Breaking The Code With Neal Stephenson, Page 5
ATN: So you think it's just the times and coincidence?
Stephenson: Oh yeah. I have the sense that Virtual Light was probably being written about the time that Snow Crash was in the pipeline.
ATN: What about the whole slacker thing? Y. T. is like that, even though at the time you were writing the book, slackers hadn't really been in the media.
Stephenson: I don't really think of her as a slacker exactly. She's a little too intense. She has a very ambitious and driven personality. The minute she sees Hero in the first chapter of the book, she's looking for an angle and proposing a business partnership with him.
ATN: That's true, yeah. I guess I was thinking more of this free spirit skateboard thing.
Stephenson: She hangs out with a lot of those people but I think that she's different from the rest. She's got ambitions and she's got things she wants to do with her life.
ATN: How is it, developing leading female characters?
Stephenson: I think in many ways female characters are inherently more interesting because there's more going on with them. Pulp fiction, science fiction, and technothriller-type fiction are full of rugged loner male characters who are completely disconnected from any sort of social or familial web of relationships. The reality is, there aren't many men like that. One is even less likely to find women like that, so I think that a lot of times women characters are more interesting.
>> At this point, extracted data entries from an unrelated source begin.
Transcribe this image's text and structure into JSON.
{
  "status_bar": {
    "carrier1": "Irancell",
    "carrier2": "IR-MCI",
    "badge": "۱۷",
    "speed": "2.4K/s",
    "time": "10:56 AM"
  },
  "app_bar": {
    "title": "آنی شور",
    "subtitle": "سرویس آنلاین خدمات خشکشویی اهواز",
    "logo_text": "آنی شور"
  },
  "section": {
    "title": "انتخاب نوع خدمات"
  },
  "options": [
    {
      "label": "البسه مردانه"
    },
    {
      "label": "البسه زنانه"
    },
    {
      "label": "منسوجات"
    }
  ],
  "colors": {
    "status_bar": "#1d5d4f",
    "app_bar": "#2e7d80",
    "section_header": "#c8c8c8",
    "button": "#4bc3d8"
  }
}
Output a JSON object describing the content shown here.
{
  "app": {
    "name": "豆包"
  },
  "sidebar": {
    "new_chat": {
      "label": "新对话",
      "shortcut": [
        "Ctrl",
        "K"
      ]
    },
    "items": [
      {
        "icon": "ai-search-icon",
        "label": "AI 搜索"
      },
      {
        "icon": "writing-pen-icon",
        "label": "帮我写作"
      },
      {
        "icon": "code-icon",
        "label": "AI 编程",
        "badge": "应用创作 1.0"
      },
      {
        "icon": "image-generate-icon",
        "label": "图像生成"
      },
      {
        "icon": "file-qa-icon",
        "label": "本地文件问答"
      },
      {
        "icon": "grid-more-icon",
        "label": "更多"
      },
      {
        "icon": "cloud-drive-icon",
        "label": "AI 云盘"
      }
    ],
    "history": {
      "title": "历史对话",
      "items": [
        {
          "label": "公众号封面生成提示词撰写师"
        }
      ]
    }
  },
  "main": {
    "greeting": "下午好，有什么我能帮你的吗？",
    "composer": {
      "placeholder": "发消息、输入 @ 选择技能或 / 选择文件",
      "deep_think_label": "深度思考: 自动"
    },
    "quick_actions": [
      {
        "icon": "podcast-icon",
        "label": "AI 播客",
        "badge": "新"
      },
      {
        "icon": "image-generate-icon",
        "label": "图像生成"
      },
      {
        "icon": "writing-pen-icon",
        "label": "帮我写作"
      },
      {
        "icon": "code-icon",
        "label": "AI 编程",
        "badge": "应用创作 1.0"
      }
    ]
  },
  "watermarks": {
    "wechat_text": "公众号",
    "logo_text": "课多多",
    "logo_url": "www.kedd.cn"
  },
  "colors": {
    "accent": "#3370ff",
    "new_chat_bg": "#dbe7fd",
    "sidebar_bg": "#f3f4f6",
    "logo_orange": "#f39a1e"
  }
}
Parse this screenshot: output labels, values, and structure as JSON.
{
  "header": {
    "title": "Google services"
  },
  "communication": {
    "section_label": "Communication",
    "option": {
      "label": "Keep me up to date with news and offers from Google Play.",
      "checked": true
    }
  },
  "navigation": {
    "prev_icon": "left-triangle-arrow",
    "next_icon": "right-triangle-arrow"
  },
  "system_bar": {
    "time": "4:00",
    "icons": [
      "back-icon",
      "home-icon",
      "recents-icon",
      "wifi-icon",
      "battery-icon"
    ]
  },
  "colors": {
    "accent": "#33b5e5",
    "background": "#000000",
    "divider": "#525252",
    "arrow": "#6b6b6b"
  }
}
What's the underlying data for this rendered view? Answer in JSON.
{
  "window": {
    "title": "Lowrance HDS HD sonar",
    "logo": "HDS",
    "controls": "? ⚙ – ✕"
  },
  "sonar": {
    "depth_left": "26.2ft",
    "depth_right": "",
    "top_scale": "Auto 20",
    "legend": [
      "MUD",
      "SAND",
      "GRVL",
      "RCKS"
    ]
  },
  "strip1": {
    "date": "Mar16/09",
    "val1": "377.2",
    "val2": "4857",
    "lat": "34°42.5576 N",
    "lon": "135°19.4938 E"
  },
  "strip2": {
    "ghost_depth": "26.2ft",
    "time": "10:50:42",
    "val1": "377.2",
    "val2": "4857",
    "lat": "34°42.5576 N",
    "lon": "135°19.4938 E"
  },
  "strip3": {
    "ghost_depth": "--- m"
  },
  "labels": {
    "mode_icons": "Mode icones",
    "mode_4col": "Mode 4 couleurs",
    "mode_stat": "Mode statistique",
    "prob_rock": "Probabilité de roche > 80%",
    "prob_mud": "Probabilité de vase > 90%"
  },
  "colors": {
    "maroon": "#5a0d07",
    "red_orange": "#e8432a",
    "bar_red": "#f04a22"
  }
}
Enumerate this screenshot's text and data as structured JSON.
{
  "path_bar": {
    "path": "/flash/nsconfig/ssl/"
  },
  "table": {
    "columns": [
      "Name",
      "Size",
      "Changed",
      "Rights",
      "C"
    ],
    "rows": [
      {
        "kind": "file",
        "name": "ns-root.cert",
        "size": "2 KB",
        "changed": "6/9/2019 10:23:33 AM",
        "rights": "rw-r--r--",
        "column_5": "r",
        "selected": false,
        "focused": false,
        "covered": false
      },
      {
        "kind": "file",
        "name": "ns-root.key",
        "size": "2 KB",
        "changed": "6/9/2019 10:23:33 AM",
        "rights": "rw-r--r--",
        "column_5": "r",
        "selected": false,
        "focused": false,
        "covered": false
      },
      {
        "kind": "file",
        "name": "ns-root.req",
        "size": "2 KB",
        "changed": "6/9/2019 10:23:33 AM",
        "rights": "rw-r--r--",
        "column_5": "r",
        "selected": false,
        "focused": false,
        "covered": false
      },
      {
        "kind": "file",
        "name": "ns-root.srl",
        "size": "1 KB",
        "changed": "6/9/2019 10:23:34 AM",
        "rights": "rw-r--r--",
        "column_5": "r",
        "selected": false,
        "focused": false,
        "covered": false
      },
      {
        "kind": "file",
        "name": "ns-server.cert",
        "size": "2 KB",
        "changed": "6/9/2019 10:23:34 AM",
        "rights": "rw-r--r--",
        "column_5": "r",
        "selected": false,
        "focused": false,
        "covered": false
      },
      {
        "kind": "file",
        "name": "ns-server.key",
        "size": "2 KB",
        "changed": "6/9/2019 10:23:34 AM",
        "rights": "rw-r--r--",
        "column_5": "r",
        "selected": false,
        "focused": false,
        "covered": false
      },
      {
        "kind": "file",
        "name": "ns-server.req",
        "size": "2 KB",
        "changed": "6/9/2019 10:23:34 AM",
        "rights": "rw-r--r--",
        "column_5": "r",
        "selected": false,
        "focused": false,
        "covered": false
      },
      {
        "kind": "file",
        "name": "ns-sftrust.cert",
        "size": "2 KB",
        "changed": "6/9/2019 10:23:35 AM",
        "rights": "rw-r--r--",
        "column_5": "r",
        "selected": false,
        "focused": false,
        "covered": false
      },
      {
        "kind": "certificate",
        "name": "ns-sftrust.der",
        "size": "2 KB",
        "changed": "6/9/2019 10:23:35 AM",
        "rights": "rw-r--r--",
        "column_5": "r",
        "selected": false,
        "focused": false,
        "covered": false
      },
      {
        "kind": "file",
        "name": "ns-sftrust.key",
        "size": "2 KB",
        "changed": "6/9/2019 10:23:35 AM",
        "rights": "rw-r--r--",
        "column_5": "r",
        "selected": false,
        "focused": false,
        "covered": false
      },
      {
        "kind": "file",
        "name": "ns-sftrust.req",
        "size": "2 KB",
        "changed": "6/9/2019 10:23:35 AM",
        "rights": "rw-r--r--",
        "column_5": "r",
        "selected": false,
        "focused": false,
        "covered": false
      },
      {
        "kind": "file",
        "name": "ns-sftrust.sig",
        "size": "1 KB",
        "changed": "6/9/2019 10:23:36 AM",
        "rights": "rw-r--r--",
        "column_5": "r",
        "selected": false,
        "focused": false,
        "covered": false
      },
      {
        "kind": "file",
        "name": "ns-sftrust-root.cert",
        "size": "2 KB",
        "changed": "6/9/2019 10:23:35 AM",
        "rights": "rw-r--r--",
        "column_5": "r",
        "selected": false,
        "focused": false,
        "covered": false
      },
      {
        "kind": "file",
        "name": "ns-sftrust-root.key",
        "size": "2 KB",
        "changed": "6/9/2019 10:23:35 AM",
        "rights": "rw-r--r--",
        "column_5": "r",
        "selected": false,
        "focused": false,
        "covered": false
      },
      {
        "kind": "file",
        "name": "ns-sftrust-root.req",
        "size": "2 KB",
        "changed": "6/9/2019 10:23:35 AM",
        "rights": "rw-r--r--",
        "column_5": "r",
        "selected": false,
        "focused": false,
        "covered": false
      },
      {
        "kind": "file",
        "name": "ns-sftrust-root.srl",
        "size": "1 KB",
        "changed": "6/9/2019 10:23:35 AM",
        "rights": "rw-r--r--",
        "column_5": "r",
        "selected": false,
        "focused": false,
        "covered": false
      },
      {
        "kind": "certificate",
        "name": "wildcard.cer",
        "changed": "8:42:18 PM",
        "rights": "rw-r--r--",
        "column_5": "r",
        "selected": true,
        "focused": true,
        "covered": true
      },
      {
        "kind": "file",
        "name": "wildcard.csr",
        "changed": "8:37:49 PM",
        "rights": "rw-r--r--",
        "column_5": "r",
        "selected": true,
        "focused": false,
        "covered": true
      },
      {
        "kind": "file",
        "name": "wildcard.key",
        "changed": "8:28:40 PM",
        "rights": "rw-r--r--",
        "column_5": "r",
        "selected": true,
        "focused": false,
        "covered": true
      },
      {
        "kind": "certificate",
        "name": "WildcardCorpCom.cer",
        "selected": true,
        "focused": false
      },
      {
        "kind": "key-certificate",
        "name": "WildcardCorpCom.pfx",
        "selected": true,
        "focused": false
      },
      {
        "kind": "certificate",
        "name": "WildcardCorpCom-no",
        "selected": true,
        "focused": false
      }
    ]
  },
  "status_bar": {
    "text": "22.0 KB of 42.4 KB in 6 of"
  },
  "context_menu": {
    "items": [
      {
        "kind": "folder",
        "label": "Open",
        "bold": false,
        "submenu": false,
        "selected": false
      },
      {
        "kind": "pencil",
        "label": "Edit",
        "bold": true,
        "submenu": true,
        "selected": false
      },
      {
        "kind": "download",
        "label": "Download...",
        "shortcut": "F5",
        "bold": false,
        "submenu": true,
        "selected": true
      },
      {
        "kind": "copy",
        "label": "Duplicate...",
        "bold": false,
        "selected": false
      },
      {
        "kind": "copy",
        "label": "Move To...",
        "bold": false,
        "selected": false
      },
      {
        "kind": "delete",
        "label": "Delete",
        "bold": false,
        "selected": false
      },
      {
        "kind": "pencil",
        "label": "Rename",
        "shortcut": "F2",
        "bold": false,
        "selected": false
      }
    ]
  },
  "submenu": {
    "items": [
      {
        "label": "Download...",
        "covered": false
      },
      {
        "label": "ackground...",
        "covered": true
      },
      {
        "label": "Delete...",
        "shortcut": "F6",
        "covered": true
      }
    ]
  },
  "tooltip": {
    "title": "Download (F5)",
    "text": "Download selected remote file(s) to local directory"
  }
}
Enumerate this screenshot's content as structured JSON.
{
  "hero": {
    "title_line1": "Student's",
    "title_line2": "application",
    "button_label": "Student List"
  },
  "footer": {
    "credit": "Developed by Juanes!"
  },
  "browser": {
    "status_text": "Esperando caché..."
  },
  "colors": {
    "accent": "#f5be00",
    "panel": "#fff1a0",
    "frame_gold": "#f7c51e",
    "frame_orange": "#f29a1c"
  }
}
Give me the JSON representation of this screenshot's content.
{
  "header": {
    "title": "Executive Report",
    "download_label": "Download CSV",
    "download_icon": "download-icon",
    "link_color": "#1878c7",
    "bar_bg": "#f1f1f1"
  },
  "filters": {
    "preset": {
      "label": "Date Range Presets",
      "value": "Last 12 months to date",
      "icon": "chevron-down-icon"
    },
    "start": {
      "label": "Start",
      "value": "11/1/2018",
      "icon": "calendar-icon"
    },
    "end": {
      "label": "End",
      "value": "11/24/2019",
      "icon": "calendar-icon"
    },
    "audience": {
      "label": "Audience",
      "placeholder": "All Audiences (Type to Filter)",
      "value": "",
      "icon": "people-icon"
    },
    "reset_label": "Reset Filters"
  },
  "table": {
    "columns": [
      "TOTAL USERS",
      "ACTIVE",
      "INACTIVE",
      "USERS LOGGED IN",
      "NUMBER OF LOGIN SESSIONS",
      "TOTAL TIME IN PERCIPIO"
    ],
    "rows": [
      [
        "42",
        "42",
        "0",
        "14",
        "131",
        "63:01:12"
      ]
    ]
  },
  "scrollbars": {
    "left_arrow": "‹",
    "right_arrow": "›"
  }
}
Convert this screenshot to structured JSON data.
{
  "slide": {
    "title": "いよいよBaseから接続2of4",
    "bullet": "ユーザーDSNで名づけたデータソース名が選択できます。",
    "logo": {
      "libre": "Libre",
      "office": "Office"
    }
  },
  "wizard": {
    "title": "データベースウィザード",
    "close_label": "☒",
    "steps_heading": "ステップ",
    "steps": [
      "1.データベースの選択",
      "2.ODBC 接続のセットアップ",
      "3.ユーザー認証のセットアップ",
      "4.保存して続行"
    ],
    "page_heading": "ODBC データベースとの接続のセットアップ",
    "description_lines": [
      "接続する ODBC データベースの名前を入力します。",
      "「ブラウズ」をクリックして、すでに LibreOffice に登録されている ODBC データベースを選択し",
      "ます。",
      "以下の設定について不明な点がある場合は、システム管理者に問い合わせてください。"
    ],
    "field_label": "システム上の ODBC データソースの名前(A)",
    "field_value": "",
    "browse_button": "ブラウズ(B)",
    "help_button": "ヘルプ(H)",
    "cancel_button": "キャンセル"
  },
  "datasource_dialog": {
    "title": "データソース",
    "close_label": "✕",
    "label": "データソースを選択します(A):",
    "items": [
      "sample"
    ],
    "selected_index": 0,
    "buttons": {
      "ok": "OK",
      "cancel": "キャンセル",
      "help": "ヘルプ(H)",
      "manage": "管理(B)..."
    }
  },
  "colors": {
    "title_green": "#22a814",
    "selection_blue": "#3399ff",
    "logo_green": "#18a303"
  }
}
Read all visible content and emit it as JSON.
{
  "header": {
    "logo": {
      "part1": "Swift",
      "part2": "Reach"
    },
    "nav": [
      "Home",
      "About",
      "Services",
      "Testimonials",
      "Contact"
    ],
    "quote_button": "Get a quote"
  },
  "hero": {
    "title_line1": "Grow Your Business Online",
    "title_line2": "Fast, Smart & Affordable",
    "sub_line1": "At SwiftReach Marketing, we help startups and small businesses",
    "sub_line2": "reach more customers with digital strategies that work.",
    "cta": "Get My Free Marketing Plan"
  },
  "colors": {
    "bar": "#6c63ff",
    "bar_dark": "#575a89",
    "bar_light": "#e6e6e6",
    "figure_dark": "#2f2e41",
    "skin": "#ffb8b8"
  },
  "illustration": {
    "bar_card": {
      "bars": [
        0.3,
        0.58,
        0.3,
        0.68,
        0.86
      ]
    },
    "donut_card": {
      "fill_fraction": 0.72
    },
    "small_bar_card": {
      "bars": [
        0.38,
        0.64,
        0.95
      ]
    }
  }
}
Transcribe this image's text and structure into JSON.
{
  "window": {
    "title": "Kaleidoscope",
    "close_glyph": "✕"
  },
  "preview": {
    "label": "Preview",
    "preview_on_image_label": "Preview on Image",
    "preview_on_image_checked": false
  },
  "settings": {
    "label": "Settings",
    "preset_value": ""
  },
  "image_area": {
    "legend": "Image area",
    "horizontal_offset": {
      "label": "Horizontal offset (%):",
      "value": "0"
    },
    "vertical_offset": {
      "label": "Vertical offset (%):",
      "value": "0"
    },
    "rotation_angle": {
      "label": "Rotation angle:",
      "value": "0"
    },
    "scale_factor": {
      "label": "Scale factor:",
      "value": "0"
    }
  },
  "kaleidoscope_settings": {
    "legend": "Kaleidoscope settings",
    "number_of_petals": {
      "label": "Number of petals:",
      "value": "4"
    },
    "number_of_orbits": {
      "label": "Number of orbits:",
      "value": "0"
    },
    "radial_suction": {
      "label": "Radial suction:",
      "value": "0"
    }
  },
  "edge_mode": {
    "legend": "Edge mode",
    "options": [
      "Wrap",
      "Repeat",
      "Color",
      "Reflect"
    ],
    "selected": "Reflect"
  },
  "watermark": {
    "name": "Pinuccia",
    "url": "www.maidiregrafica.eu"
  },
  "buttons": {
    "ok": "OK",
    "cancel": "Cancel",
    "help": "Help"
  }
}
ATN: But to create those characters and have them be believable, particularly for a man to do, seems like a real challenge, in the sense that you really have to get outside yourself and your own ways of experiencing the world.
Stephenson: You're always getting outside yourself. I think most of the male characters I write about are at least as different from me as the female characters. I'm not sure if women are inherently that much more different from me than anyone else.
ATN: When you sat down to start writing The Diamond Age, was it difficult given the success of Snow Crash?
Stephenson: At the time I wrote Diamond Age, it seemed likely that Snow Crash was going to do pretty well, do better than my other books. But it still hadn't hit as big as it eventually hit. So that wasn't too much of a factor. It is sort of on my mind now.
ATN: In terms of the writing you're doing?
Stephenson: Just anything that I may undertake in the near future. I think it makes one less willing to take risks.
ATN: How do you feel about that?
Stephenson: It doesn't bother me too much. All it means is that I'm inclined now to be methodical and careful about what I undertake, and not try to rush into anything before I feel ready to do it. Diamond Age was in a way an attempt to write something weirder and less accessible than Snow Crash. Just to see how people would react. Snow Crash has all kinds of hooks in it that make it immediately attractive to a lot of readers. Diamond Age is farther into the future and not quite the joyride that Snow Crash is.